Flaw in the protocol

CTU researchers noticed that the Request ID column in the Azure AD sign-ins log matched the UniqueID property of AD FS sign-in events (see Figure 12). By using an existing Request ID as the UniqueID for a fake sign-in event, CTU researchers overwrote existing Azure AD sign-ins log events.

Figure 12. Matching UniqueID and Request ID. (Source: Secureworks)

An attacker could modify details of existing sign-in events (e.g., date, user, IP address) to hide malicious activities. A threat actor could also abuse the protocol to hide unauthorized access by creating large numbers of faked events.


Microsoft addressed the tampering flaw by ensuring that all AD FS sign-in events are assigned a randomly generated Request ID. This change mitigates the exploitation technique identified by CTU researchers. However, the sign-ins log spoofing technique cannot be detected with the information available to Microsoft 365 and Azure customers.

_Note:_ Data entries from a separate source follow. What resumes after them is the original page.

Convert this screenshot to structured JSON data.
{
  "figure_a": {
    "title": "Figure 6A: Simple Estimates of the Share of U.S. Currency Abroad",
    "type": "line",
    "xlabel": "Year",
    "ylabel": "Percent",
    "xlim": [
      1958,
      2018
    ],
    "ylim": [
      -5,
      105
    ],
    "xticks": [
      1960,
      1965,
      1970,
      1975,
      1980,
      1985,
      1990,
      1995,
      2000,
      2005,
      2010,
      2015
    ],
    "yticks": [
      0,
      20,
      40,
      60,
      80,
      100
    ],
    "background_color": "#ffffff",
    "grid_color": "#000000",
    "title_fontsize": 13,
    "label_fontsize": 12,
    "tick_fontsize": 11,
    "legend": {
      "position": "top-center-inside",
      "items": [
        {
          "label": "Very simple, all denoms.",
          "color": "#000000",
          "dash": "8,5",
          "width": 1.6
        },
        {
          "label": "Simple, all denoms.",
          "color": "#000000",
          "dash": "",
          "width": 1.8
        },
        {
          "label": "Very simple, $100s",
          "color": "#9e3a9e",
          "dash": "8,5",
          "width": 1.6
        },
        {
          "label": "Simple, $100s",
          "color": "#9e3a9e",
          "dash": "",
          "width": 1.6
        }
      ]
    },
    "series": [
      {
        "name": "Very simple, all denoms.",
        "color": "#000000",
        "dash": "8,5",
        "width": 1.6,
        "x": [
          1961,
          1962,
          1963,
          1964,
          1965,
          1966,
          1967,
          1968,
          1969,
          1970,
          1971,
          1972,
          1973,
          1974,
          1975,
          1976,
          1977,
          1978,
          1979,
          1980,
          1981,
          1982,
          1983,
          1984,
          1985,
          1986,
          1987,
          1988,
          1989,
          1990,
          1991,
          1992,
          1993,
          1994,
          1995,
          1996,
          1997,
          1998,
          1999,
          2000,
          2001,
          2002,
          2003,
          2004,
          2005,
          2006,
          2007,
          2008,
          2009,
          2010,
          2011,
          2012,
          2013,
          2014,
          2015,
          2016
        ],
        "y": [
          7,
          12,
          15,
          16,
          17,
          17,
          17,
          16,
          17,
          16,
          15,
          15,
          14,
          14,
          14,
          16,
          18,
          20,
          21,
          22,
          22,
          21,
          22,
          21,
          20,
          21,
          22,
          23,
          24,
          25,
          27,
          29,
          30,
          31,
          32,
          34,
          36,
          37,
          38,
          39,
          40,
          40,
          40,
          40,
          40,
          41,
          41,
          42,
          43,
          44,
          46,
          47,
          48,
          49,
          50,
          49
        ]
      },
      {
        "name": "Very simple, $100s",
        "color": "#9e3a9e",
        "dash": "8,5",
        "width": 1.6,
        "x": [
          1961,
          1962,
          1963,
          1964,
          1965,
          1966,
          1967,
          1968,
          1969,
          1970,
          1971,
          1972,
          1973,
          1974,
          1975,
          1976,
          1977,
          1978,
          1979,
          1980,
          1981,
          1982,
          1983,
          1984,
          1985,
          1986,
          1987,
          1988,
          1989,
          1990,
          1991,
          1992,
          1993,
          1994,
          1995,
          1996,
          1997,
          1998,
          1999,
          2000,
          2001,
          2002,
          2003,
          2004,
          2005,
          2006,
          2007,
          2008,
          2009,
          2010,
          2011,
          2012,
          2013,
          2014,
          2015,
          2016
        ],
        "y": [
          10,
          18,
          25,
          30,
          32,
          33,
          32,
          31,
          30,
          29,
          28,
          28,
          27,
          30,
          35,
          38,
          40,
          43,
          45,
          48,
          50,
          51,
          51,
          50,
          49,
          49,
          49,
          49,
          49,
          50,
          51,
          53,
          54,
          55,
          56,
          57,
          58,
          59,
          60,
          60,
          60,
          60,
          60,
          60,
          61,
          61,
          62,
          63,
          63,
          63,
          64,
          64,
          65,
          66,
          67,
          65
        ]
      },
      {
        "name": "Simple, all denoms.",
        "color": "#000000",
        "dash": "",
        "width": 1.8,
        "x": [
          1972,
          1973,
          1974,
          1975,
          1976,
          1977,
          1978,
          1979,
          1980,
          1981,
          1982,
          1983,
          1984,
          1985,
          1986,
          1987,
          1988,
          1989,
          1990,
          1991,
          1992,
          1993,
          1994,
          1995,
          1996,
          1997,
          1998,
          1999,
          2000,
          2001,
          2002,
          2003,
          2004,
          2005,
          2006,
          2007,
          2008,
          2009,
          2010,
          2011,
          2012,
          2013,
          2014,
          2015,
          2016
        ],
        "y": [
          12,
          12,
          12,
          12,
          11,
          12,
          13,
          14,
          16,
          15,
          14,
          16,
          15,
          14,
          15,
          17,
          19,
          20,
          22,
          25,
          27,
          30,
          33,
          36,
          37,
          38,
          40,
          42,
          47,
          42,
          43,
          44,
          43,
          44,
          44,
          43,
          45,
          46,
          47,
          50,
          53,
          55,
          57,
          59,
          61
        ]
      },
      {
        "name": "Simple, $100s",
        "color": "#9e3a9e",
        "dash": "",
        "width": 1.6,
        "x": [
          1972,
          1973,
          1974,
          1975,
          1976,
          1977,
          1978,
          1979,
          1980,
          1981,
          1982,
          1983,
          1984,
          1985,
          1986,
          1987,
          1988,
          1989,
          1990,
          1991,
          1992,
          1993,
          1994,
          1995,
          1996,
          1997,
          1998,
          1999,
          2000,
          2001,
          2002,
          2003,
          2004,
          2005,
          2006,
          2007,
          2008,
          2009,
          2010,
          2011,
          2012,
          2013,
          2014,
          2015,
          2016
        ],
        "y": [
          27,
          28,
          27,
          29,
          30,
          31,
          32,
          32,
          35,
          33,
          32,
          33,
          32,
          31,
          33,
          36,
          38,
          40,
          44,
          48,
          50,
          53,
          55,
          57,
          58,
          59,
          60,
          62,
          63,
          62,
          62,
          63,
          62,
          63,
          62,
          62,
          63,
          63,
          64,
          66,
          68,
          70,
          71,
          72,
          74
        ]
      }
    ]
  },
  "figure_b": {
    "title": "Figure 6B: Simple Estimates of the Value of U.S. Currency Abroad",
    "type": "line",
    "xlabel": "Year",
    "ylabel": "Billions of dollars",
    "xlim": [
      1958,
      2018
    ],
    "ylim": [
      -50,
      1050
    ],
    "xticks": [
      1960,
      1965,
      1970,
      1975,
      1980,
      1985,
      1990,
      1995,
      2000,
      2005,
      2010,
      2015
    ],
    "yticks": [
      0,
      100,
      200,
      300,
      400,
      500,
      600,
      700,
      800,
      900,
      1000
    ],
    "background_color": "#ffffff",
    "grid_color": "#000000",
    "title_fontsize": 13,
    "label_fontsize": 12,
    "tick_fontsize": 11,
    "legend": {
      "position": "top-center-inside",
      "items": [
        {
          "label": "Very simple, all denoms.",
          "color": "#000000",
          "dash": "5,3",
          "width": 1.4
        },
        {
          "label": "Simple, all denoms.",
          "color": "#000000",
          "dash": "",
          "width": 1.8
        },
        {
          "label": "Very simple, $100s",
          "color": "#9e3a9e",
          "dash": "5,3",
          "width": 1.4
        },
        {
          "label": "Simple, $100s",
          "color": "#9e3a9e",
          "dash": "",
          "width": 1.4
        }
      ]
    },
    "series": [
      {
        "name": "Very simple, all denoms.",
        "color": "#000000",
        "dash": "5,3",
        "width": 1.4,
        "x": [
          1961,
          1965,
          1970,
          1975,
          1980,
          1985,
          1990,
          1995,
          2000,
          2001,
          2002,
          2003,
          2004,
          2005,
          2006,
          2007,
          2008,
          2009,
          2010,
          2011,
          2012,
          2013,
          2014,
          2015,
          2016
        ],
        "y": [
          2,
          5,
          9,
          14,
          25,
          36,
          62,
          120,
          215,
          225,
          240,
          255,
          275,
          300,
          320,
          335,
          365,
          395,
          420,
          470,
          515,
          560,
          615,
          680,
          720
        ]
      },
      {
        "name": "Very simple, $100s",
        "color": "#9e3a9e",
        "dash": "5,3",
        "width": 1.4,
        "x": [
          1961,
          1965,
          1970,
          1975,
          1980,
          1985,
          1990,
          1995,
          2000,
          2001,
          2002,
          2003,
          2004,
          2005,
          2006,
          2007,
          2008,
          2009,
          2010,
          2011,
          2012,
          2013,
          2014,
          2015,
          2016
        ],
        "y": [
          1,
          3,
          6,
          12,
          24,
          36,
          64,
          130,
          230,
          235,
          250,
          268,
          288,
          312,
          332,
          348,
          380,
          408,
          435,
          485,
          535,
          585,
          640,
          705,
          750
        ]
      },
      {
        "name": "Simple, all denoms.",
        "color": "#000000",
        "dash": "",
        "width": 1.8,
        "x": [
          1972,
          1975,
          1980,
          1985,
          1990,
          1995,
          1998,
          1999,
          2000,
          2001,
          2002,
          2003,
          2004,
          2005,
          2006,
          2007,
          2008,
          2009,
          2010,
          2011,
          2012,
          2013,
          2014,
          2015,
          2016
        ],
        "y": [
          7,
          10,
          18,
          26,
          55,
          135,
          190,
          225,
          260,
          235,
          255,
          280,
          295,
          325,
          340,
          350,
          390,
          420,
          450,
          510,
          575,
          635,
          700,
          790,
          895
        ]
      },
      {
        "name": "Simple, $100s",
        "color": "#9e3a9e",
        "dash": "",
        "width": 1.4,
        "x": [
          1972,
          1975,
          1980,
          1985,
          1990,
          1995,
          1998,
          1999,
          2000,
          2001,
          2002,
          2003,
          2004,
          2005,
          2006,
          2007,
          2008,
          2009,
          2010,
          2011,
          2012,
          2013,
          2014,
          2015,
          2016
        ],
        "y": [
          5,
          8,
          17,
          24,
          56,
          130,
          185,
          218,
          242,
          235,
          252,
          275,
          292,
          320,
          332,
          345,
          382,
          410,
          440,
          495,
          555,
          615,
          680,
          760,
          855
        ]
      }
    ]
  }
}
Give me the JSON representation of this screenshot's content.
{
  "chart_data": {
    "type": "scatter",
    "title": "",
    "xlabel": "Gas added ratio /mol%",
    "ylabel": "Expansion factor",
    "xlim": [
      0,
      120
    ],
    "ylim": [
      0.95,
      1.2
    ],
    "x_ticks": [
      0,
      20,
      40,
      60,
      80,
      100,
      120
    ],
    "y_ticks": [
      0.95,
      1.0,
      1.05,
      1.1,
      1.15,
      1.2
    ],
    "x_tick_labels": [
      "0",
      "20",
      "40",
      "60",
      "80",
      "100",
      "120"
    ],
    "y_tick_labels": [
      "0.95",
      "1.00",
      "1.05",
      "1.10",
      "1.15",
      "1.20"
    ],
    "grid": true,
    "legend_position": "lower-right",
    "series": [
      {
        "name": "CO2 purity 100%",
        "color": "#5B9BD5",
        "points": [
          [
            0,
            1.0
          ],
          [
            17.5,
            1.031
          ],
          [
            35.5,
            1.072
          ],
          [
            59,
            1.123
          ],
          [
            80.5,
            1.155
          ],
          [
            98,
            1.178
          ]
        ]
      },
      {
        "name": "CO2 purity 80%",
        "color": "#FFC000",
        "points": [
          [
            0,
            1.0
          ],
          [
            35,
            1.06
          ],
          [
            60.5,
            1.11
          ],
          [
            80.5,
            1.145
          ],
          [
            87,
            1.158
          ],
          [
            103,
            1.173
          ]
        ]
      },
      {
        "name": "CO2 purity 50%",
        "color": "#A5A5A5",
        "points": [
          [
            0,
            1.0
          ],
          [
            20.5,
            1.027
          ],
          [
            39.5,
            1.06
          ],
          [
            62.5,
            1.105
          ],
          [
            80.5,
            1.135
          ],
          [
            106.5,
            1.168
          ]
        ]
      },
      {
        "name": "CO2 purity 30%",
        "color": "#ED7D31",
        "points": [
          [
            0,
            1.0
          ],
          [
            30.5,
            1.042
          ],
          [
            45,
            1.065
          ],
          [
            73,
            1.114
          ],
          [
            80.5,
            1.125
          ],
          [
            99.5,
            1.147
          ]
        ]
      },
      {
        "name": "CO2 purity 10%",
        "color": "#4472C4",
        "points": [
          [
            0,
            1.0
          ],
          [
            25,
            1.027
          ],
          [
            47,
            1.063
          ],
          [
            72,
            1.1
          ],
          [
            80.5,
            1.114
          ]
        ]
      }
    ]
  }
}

Organizations should follow Microsoft’s recommendations for securing AD FS servers and protecting cloud environments from on-premises attacks. Endpoint monitoring on AD FS servers can help to detect credential theft that could let attackers exploit this flaw, as well as other techniques that threat actors use to pivot from on-premises environments into cloud environments. Organizations should also follow Microsoft’s guidance for securing global administrator accounts. These highly privileged accounts can provide an attacker with wide-ranging access to accounts and data.